Visual Basic and ADO

ADO and SQL Server

ADO and SQL Server

Visual Basic and ADO

With Microsoft® Visual Basic®, the ADO object model is integrated into the development environment. This allows you to use features such as drop-down lists of ADO properties and methods as you enter code, and internally, high-level access to OLE DB functionality.

Visual Basic version 6.0 includes:

  • The ADO Data Control and other ADO/OLE DB capable data bound controls.

  • The Data Environment Designer, an interactive graphical tool that allows for the building of ADO connections and commands.
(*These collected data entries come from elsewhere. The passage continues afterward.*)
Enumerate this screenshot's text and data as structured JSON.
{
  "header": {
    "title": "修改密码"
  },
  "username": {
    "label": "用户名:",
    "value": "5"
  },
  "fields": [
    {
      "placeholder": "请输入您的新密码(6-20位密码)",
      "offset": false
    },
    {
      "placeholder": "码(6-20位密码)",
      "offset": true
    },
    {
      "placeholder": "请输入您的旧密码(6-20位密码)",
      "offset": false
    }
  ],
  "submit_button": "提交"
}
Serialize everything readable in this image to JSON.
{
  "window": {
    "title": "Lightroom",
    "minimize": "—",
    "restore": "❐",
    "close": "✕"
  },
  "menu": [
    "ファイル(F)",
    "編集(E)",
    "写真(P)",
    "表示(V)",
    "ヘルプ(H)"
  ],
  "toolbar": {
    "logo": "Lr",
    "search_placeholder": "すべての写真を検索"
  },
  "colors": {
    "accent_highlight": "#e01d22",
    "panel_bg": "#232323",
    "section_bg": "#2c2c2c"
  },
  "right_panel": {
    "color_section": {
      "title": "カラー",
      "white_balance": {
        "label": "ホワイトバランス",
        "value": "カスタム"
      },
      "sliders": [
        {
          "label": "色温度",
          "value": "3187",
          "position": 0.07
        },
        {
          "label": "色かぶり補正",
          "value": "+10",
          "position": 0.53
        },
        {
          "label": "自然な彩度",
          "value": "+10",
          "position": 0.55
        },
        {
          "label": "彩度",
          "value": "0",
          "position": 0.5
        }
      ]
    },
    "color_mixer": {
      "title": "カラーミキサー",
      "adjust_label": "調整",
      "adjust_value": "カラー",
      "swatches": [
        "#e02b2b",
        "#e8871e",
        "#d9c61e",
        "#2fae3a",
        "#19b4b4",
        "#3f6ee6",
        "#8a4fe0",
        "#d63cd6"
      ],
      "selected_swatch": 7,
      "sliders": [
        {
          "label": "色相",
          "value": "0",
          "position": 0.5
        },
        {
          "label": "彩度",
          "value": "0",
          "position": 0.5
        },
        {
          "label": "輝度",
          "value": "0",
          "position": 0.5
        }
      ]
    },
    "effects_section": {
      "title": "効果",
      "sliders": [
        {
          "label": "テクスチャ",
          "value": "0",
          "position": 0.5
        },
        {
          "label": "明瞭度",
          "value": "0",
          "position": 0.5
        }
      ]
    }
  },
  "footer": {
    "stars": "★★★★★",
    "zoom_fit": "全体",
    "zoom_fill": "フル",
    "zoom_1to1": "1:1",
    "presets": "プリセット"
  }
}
It provides a programmatic interface to the data access objects in a project.

  • Dynamic data binding, which allows the run-time setting of a DataSource property of a data consumer, such as a DataGrid control, to a data source, such as the ADO Data Control.

To use ADO to access SQL Server 2000 data in a Visual Basic application

  1. Reference ADO from your Visual Basic Project.

  2. Set the Provider property of the Connection object by specifying Sqloledb.

To reference ADO from a Visual Basic project

  1. In Visual Basic, on the Project menu, click References.

  2. Select Microsoft ActiveX Data Objects 2.6 Library. Verify that at least the following libraries are also selected:
    • Visual Basic for Applications

    • Visual Basic runtime objects and procedures

    • Visual Basic objects and procedures

    • OLE Automation

The library for ADO is msado15.dll and the program ID (ProgID) is ADODB.